2. Summons and Complaints. If the tenant does not quit possession by the date specified in the notice, any commissioner of the Superior Court may issue a summons and complaint to be served on the tenant (CGS § 47a-23a).
3. Appearance. A tenant must respond to the summons and complaint by filing an appearance with the court. If the tenant does not file an appearance, the landlord may file (a) a motion for judgment for failure to appear and (b) an endorsed copy of the notice to quit with the court clerk. The court must then enter a judgment against the tenant and issue an order to vacate (CGS § 47a-26).

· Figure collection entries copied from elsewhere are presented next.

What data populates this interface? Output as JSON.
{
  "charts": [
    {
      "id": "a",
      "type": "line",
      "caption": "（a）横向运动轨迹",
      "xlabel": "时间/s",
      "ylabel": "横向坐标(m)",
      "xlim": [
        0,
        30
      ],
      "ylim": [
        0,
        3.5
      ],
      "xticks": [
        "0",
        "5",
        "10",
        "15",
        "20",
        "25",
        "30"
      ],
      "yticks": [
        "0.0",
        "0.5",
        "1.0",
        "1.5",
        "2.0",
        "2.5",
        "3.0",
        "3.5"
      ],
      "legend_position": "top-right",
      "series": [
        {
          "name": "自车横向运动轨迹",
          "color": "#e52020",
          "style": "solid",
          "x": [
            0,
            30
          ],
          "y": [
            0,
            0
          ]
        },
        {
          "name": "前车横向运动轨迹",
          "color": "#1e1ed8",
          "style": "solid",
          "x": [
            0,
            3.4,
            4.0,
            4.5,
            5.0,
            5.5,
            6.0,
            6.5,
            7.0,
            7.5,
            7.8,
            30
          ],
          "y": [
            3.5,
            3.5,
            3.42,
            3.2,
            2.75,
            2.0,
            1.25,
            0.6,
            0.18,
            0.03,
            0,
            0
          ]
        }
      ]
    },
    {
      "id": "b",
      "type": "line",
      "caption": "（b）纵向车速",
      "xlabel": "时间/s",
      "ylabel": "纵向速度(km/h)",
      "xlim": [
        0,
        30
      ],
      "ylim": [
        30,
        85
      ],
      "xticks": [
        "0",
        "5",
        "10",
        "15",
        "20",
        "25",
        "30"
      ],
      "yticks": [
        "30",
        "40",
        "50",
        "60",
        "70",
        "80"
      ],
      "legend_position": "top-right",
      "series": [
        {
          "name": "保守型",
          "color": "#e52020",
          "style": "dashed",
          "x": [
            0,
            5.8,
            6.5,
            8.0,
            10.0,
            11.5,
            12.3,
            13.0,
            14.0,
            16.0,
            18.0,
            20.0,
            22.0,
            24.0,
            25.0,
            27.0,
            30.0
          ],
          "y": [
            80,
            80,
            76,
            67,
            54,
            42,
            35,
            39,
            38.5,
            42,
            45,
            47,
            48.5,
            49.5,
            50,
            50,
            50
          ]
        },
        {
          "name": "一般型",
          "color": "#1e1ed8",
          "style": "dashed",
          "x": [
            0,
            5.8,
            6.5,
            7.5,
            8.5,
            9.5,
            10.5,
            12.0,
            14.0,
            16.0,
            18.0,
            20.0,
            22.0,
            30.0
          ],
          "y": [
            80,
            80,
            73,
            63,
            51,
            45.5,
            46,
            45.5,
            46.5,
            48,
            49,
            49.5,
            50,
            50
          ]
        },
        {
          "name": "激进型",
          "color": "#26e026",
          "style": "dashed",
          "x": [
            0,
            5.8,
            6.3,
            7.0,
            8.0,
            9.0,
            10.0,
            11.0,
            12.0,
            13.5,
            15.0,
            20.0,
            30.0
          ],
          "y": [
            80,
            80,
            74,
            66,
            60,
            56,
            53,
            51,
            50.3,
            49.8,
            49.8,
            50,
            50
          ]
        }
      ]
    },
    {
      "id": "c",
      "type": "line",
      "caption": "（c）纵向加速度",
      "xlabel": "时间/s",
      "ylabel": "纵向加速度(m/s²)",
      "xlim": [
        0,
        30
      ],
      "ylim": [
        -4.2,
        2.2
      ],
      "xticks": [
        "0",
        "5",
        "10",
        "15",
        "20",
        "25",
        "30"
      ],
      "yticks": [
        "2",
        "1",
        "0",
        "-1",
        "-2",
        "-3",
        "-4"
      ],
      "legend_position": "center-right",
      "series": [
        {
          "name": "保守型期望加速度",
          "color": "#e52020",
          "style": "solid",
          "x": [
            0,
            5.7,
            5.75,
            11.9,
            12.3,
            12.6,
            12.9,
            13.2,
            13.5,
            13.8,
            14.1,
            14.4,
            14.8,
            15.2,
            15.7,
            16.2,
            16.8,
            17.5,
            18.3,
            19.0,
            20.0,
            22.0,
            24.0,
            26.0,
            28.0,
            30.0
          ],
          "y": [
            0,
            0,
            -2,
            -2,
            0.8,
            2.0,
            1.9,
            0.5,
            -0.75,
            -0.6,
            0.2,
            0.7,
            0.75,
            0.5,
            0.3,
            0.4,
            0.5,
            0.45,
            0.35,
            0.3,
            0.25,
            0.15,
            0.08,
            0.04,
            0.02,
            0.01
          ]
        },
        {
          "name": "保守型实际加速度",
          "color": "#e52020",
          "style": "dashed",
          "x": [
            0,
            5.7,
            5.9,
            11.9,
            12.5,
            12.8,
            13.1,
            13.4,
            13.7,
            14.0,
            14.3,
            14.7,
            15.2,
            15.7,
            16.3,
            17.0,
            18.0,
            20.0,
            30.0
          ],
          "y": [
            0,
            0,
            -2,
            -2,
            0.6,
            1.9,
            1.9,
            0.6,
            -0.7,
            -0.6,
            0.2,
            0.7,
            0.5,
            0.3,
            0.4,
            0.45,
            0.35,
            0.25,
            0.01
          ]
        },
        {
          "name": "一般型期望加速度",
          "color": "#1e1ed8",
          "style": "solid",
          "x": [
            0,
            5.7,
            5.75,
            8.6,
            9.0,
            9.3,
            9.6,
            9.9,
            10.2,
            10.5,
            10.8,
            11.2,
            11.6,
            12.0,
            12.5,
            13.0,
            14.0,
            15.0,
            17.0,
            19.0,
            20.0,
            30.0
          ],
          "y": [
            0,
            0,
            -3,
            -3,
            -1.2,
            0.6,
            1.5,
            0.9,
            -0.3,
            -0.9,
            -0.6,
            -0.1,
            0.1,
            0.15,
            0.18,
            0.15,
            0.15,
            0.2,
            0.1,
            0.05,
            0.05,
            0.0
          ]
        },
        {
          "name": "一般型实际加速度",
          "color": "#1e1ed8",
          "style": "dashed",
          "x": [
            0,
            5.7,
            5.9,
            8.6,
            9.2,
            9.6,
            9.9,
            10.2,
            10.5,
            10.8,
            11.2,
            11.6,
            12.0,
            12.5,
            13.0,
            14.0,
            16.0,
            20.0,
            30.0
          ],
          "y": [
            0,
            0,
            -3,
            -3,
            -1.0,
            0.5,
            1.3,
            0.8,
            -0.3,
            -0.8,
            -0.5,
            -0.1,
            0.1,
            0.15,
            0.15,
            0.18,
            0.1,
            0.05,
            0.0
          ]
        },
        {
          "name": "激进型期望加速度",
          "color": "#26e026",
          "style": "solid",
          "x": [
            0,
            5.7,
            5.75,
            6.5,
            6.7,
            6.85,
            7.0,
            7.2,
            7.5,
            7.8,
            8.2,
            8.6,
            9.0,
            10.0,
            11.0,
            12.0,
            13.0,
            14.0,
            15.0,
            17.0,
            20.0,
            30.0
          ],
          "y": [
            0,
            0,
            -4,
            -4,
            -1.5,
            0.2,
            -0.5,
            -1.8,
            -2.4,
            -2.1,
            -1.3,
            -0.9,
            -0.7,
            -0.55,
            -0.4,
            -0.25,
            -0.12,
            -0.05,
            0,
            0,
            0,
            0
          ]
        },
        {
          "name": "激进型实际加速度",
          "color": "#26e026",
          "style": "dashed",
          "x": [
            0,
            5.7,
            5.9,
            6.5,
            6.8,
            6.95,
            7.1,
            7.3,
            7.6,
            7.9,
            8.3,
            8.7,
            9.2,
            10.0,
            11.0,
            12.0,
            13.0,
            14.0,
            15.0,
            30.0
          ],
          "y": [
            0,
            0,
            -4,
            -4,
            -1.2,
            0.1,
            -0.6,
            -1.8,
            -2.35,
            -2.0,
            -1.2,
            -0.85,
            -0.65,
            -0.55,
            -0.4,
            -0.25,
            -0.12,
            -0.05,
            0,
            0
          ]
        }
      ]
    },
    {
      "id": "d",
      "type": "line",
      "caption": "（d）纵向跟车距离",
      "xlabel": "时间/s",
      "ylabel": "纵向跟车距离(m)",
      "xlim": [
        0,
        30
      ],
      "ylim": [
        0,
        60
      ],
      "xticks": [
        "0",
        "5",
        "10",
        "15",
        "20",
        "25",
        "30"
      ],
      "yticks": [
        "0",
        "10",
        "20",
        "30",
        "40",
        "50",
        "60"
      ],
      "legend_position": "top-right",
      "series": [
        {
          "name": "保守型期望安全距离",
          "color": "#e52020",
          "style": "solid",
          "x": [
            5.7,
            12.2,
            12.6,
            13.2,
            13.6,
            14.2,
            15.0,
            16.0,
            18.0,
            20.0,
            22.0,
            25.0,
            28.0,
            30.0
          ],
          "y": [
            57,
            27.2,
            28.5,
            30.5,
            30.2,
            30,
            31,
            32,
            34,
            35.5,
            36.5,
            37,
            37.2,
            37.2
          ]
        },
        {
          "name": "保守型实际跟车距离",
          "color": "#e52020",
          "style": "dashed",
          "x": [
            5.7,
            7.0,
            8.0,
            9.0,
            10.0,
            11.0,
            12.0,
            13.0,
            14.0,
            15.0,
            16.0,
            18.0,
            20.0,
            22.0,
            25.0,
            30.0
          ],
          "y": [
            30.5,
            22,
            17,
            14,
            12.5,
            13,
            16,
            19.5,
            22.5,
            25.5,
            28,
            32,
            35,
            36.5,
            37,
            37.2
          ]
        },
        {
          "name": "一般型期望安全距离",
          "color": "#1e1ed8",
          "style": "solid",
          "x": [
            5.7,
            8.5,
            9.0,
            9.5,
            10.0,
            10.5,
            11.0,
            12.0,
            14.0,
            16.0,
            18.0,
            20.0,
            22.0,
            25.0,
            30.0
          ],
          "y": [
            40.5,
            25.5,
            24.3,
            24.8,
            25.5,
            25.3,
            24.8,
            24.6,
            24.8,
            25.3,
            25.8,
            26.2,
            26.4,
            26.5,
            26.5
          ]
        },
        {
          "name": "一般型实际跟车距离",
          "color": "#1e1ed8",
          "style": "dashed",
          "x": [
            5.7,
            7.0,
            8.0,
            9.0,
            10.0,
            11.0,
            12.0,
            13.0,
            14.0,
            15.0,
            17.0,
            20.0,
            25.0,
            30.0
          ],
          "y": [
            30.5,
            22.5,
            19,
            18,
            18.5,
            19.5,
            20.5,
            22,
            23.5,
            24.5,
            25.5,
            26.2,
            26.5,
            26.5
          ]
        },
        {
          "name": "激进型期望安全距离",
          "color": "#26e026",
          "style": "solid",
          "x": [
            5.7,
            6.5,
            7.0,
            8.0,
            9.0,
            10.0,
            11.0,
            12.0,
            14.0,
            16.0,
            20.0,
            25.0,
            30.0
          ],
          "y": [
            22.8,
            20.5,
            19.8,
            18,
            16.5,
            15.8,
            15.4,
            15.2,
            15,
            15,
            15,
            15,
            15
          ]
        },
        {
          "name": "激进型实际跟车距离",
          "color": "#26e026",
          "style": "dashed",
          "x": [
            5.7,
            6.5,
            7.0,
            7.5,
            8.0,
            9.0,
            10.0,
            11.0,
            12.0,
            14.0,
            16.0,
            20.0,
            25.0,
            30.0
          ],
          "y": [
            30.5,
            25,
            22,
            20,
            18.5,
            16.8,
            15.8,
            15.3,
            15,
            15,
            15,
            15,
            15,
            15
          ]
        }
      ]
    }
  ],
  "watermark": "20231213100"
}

4. Answer to Complaint. In addition to filing an appearance, the tenant should file a summary process answer. If he or she does not, a landlord can file a motion for judgment based on failure to plead. And if the tenant fails to plead within three days after receipt of the motion by the clerk, the court must enter judgment against the tenant (CGS § 47a-26a).
5. Trial. A trial is scheduled after pleadings are closed (after the complaint has been answered and any special defenses have been raised and countered) (CGS § 47a-26d).
6. Judgment and Execution. A judgment is entered after the trial. If judgment is entered for a landlord, he or she must ask the court for an order of execution, which requires the tenant to move. After the court issues the execution, it must be given to a state marshal for proper service. The state marshal then serves the execution on the tenant. The state marshal is required to use reasonable efforts to locate and notify the tenant of the eviction date and time. After this period, the state marshal can physically remove the tenant's possessions (CGS § 47a-26d).
7. Stay of Execution. The law provides for an automatic five-day stay of execution. The tenant must file any appeal within this period (CGS § 47a-35). The court may grant an additional stay of up to six months if the tenant applies for it and proves, at a hearing, that he or she cannot find other suitable premises in the same town or an adjacent town (CGS §§ 47a-38 and –39).